Fibonacci, mandelbrot, leibniz, trial_primes -- all scalar compute -- hit C parity. The generated code is structurally identical to hand-written C and GCC optimizes it the same way.

Matmul barely moved. The hot path is array indexing -- each matrix[i][j] access still goes through the boxed MonkValue array representation. Scalar unboxing only helps scalars. Arrays need their own unboxing -- a separate, harder problem involving the C runtime's memory layout.

Arrays stay boxed for now. Typed array unboxing (backed int[] with int64_t* instead of MonkValue*) is the next performance frontier. It requires a new C struct (MonkIntArray), new codegen paths, and runtime changes. See spec/ARCHITECTURE_DECISIONS.md §4A.

What's still in progress: typed arrays.

Scalar unboxing was the first optimization enabled by the type system. Array unboxing is the second. The current state:

Inline array element access. int[] element reads emit .int_val struct-field access instead of monk_array_get. Done.

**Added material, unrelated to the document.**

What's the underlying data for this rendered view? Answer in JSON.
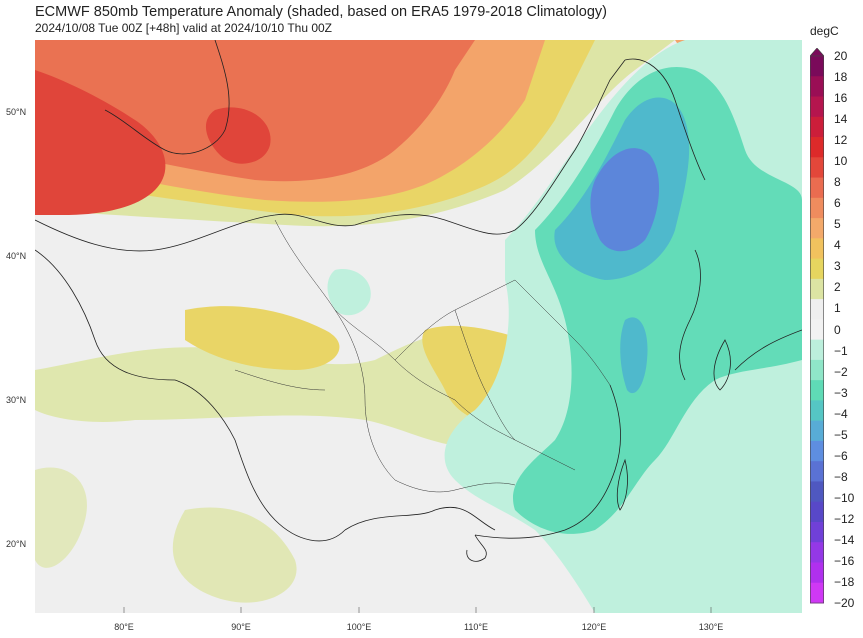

Typed array backing store. int[] backed by int64_t* instead of MonkValue*. New MONK_INT_ARRAY kind in the runtime. Done.

Unboxed for-loop variables. Loop variable over a typed array (for x in int_arr) uses a raw int64_t, no boxing per element. Done.

Copy-on-write for arrays. Share backing storage on assign, copy only on mutation. Makes let b = a O(1) instead of O(n). Not yet done.

Bounds-check elision. Typed array accesses inside provably-safe loops skip the runtime bounds check. A lightweight static analysis (gen_bounds.go) tracks constant values, array lengths, and loop-counter ranges — if it can prove 0 ≤ idx < arr.length, the check is dropped. Done.

These remaining items are documented in spec/ARCHITECTURE_DECISIONS.md with full design notes. They're not blocked -- they're just the next items in the queue.

Key takeaways

1

Before unboxing, every value paid the cost of a tagged union -- function calls, tag checks, struct packing -- even when the type was statically known.

2

Scalar unboxing uses the checker's Info to emit int64_t, double, or bool instead of MonkValue for statically-typed scalars.

3

Scalar-heavy benchmarks (fibonacci, mandelbrot, leibniz) hit C parity after unboxing. The generated C is structurally identical to hand-written C.

4

Array-heavy benchmarks (matmul) remain slow. Bounds-check elision is done; copy-on-write for arrays is the last open item on this front.